The Wall of Separation between Church and State
It's not in the Constitution, so where did it come from?

Anyone interested in the answer to this question should read Professor Clayton Cramer's relatively short but wonderfully accurate blog-essay posted July 7, 2004 entitled Playing Telephone With The Constitution. After pointing out that the infamous phrase appears no where in the Constitution (if you don't know that, check it out yourself), but rather appears in a letter from Thomas Jefferson to the Danbury Baptist Association, Professor Cramer notes:

It seems most likely that Jefferson's remarks were intended as a statement of what states should do--but even Jefferson recognized that the First Amendment was a limitation only on the federal government. State governments throughout the Revolutionary and early Republic period regularly took actions that clearly gave preference to religion in general, Christianity in particular, and in some cases, to specific Christian denominations.

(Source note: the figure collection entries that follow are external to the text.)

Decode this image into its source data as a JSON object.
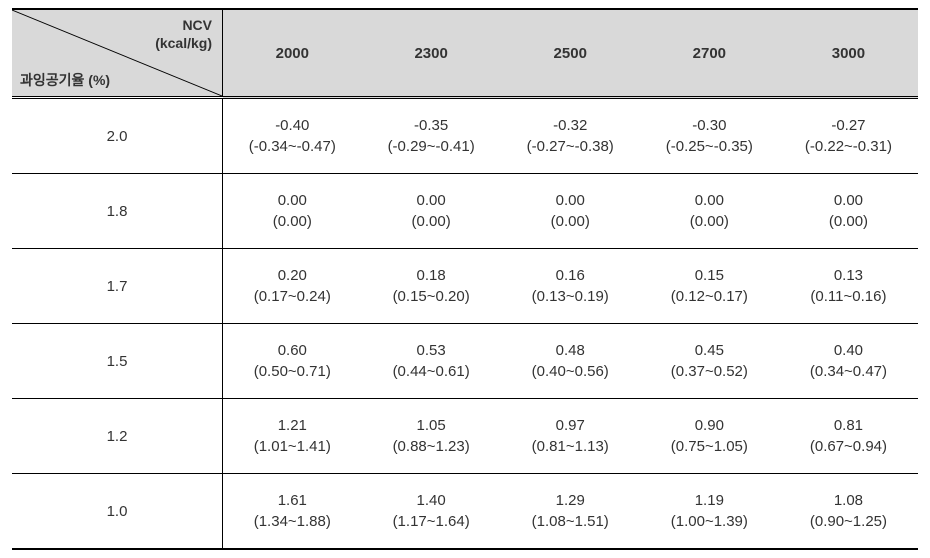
{
  "table": {
    "header": {
      "diagonal_top_line1": "NCV",
      "diagonal_top_line2": "(kcal/kg)",
      "diagonal_bottom": "과잉공기율 (%)",
      "columns": [
        "2000",
        "2300",
        "2500",
        "2700",
        "3000"
      ]
    },
    "rows": [
      {
        "label": "2.0",
        "cells": [
          {
            "main": "-0.40",
            "sub": "(-0.34~-0.47)"
          },
          {
            "main": "-0.35",
            "sub": "(-0.29~-0.41)"
          },
          {
            "main": "-0.32",
            "sub": "(-0.27~-0.38)"
          },
          {
            "main": "-0.30",
            "sub": "(-0.25~-0.35)"
          },
          {
            "main": "-0.27",
            "sub": "(-0.22~-0.31)"
          }
        ]
      },
      {
        "label": "1.8",
        "cells": [
          {
            "main": "0.00",
            "sub": "(0.00)"
          },
          {
            "main": "0.00",
            "sub": "(0.00)"
          },
          {
            "main": "0.00",
            "sub": "(0.00)"
          },
          {
            "main": "0.00",
            "sub": "(0.00)"
          },
          {
            "main": "0.00",
            "sub": "(0.00)"
          }
        ]
      },
      {
        "label": "1.7",
        "cells": [
          {
            "main": "0.20",
            "sub": "(0.17~0.24)"
          },
          {
            "main": "0.18",
            "sub": "(0.15~0.20)"
          },
          {
            "main": "0.16",
            "sub": "(0.13~0.19)"
          },
          {
            "main": "0.15",
            "sub": "(0.12~0.17)"
          },
          {
            "main": "0.13",
            "sub": "(0.11~0.16)"
          }
        ]
      },
      {
        "label": "1.5",
        "cells": [
          {
            "main": "0.60",
            "sub": "(0.50~0.71)"
          },
          {
            "main": "0.53",
            "sub": "(0.44~0.61)"
          },
          {
            "main": "0.48",
            "sub": "(0.40~0.56)"
          },
          {
            "main": "0.45",
            "sub": "(0.37~0.52)"
          },
          {
            "main": "0.40",
            "sub": "(0.34~0.47)"
          }
        ]
      },
      {
        "label": "1.2",
        "cells": [
          {
            "main": "1.21",
            "sub": "(1.01~1.41)"
          },
          {
            "main": "1.05",
            "sub": "(0.88~1.23)"
          },
          {
            "main": "0.97",
            "sub": "(0.81~1.13)"
          },
          {
            "main": "0.90",
            "sub": "(0.75~1.05)"
          },
          {
            "main": "0.81",
            "sub": "(0.67~0.94)"
          }
        ]
      },
      {
        "label": "1.0",
        "cells": [
          {
            "main": "1.61",
            "sub": "(1.34~1.88)"
          },
          {
            "main": "1.40",
            "sub": "(1.17~1.64)"
          },
          {
            "main": "1.29",
            "sub": "(1.08~1.51)"
          },
          {
            "main": "1.19",
            "sub": "(1.00~1.39)"
          },
          {
            "main": "1.08",
            "sub": "(0.90~1.25)"
          }
        ]
      }
    ]
  },
  "style": {
    "header_bg": "#d9d9d9",
    "border_color": "#000000",
    "text_color": "#333333",
    "font_size_header": 15,
    "font_size_body": 15,
    "font_size_diag": 14
  }
}
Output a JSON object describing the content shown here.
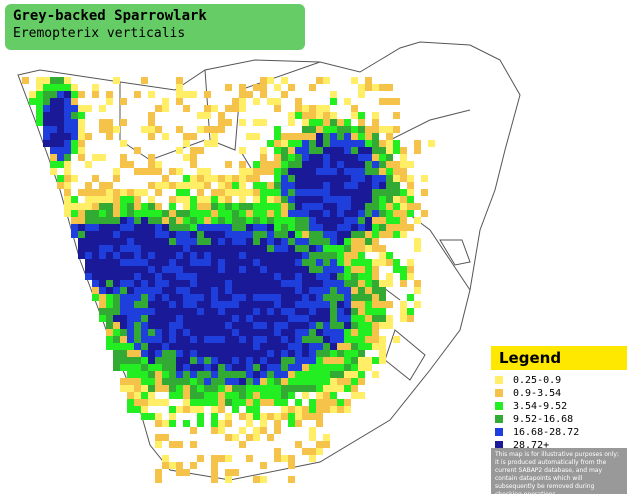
{
  "title": {
    "common_name": "Grey-backed Sparrowlark",
    "scientific_name": "Eremopterix verticalis"
  },
  "legend": {
    "heading": "Legend",
    "items": [
      {
        "label": "0.25-0.9",
        "color": "#ffee66"
      },
      {
        "label": "0.9-3.54",
        "color": "#f5c24a"
      },
      {
        "label": "3.54-9.52",
        "color": "#22ee22"
      },
      {
        "label": "9.52-16.68",
        "color": "#33aa33"
      },
      {
        "label": "16.68-28.72",
        "color": "#1f3fdd"
      },
      {
        "label": "28.72+",
        "color": "#1a1a99"
      }
    ],
    "disclaimer": "This map is for illustrative purposes only; it is produced automatically from the current SABAP2 database, and may contain datapoints which will subsequently be removed during checking operations."
  },
  "colors": {
    "title_background": "#66cc66",
    "legend_header": "#ffe800",
    "disclaimer_background": "#999999"
  }
}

I would add one thing that his article omits. Thomas Jefferson was not the first to use the "wall" metaphor in describing the relationship which should exist between church and state. Roger Williams, the founder of Rhode Island used the same phrasing when discussing the relationship between church and state in 1644. Williams wrote that the Christian Church is separate from the world, and "when they have opened a gap in the hedge or wall of Separation between the Garden of the Church and the Wildernes of the world, God hath ever broke down the wall it selfe, removed the Candlestick, &c. and made his Garden a Wildernesse, as at this day." ["Mr. Cottons Letter Lately Printed, Examined and Answered," Roger Williams, 1644, London, from "The Complete Writings of Roger Williams," Vol. I, edited by Reuben Aldridge Guild, Russell & Russell Inc., New York: 1963, page 108, as quoted on Ye Olde Walls of Separation.]

While some (see, e.g., Ye Olde Walls of Separation) see Williams' language as simply reinforcing the view that there should be a high, impenetrable wall between church and state, this does not appear to be the way Rev. Williams' intended his phrase to be understood. In Religious Liberty by John T. Noonan and Edward McGlynn Gaffney, they point out that Rev. Williams' wall was a rather one-sided one. The wall existed not to protect the wilderness of the world (i.e., a "howling wilderness, in frost and snow") from the church, but the beautiful garden of the church from the wilderness of the world.

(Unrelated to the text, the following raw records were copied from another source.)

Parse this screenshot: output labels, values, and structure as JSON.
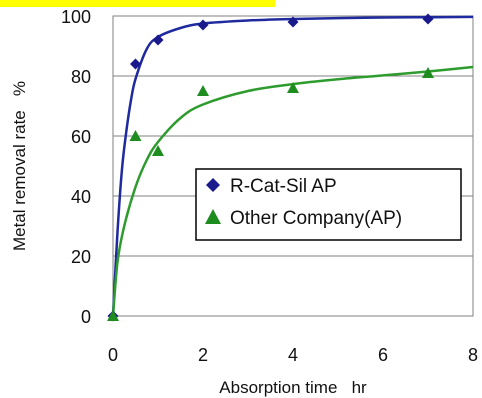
{
  "chart_data": {
    "type": "scatter",
    "title": "",
    "xlabel": "Absorption time   hr",
    "ylabel": "Metal removal rate   %",
    "xlim": [
      0,
      8
    ],
    "ylim": [
      0,
      100
    ],
    "x_ticks": [
      "0",
      "2",
      "4",
      "6",
      "8"
    ],
    "y_ticks": [
      "0",
      "20",
      "40",
      "60",
      "80",
      "100"
    ],
    "grid": "horizontal",
    "legend_position": "center-right",
    "banner_color": "#FFFF00",
    "series": [
      {
        "name": "R-Cat-Sil AP",
        "marker": "diamond",
        "color": "#1A1A8C",
        "line_color": "#1F2A9E",
        "points": [
          [
            0,
            0
          ],
          [
            0.5,
            84
          ],
          [
            1,
            92
          ],
          [
            2,
            97
          ],
          [
            4,
            98
          ],
          [
            7,
            99
          ]
        ],
        "fit_curve": [
          [
            0,
            0
          ],
          [
            0.1,
            28
          ],
          [
            0.2,
            49
          ],
          [
            0.3,
            62
          ],
          [
            0.4,
            72
          ],
          [
            0.5,
            79
          ],
          [
            0.75,
            89
          ],
          [
            1,
            93
          ],
          [
            1.5,
            96
          ],
          [
            2,
            97.5
          ],
          [
            3,
            98.5
          ],
          [
            4,
            99
          ],
          [
            5,
            99.3
          ],
          [
            6,
            99.5
          ],
          [
            7,
            99.6
          ],
          [
            8,
            99.7
          ]
        ]
      },
      {
        "name": "Other Company(AP)",
        "marker": "triangle",
        "color": "#1E8C1E",
        "line_color": "#2E9B2E",
        "points": [
          [
            0,
            0
          ],
          [
            0.5,
            60
          ],
          [
            1,
            55
          ],
          [
            2,
            75
          ],
          [
            4,
            76
          ],
          [
            7,
            81
          ]
        ],
        "fit_curve": [
          [
            0,
            0
          ],
          [
            0.1,
            18
          ],
          [
            0.25,
            30
          ],
          [
            0.5,
            43
          ],
          [
            0.75,
            52
          ],
          [
            1,
            58
          ],
          [
            1.5,
            66
          ],
          [
            2,
            70.5
          ],
          [
            3,
            75
          ],
          [
            4,
            77.3
          ],
          [
            5,
            78.9
          ],
          [
            6,
            80.2
          ],
          [
            7,
            81.5
          ],
          [
            8,
            83
          ]
        ]
      }
    ]
  }
}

The wall or hedge, which God himself would break down if a gap was allowed in it, was thought of as a structure protecting the holiness of the church, keeping it from contamination by the world. [Religious Liberty (2001), p. 125.]

Certainly, the metaphor from the writings of the pre-eminent founder of the State of Rhode Island would have been known to Thomas Jefferson, and it is quite likely that he understood it in much the same way.

I mostly agree with Prof. Clayton: the separation of church and state metaphor should be given a fast and proper burial. The "wall" of separation was never intended to be a two-sided wall, but rather a wall which protects the church from intrusion by the state. The use of the wall to prevent the infusion of religious thought into secular life is a misuse of the First Amendment.